Today with all the social media sites, instagrams and tweets I thought the best Christmas present might be to save you from another social media category…the “twits” who clamor onto a site and share information that is negative and inaccurate,….and can leave those seeking to connect with the Gone With the Story a little frustrated, going in the wrong direction, spending money that they might not have spent and disabused of the facts (“told the wrong stuff” as we say down south). So today let me give you a few pieces of information and advice before you step out into that great big Gone with the Wind world!
*All the filming of Gone with the Wind (per the written statement of Wilbur Kurtz, historical consultant on set during the filming) was done in Hollywood. There were no shots made in Savannah, Georgia, Charleston, South Carolina, or Mobile, Alabama. Boon Hall wasn’t put to celluloid nor was a stair way in a New York City Hotel. There is a grist mill in Arkansas that was filmed and that film was later used in GWTW but was NOT shot for GWTW (see the difference).
* After the film came out in 1939 there was a plethora (for my redneck neighbors and high school friends that means a lot) of copycat houses built to resemble Tara and thus there are “Tara’s” all over the country. Therefore on your way to the grocery store, the football game or to visit family out of state you may see Tara in such places as Covington, Georgia, Louisiana and Texas (to name a few). Remember, the idea in Hollywood was to create Tara in a historical way on set so there are going to be many that resemble it…but only one that was it in the film…and it’s the center piece of my Saving Tara Project in Georgia.
*According to Margaret Mitchell (once in again in writing), her Tara was based on “Rural Home” the 1835 Plantation House inhabited by her great grandfather Phillip Fitzgerald and his wife, Ms. Ellen just south of Jonesboro, Georgia…so there really was a Tara in Margaret’s experience. As for the Tara on the screen it was based on the writings of Mitchell, blended with a number of photos and views by the Selznick team which created something that Mitchell herself said she would laugh at when it appeared on the screen at the Premier in 1939.
* A number of places (including many in metro Atlanta, Georgia) claim to be the model for Tara and of this claim I say,… “unless it’s written in the hand of those who created the iconic movie home, it is no more than a claim and thus suspect”.
* And finally, let me encourage all who find the story in Gone with the Wind (whether book, movie, sequel or whatever) to enjoy that which they find satisfying and ignore those who seek to tear down your appreciations. There is nothing wrong with enjoying a good story and this, my friends is a good story.

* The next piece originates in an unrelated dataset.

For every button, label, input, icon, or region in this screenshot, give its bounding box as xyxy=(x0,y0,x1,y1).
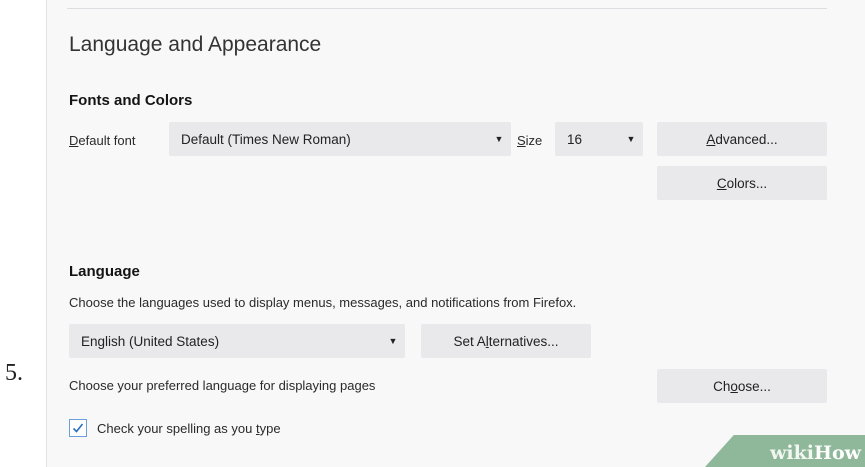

I’ll be coming back to share more of the interesting tales, side stories and connections that I think just add to the volume of work surrounding Gone with the Wind…but this will be enough for today.
Monday evening, December 15, 2014 I will be speaking, signing books and displaying pieces from the Tara façade and the Lowes Grand at the Highlands Playhouse in Highlands, North Carolina. I hope to see many of you there.
Happy 75th Anniversary to the greatest movie of all time and to the Tara façade that is the center piece of this, the Saving Tara Project.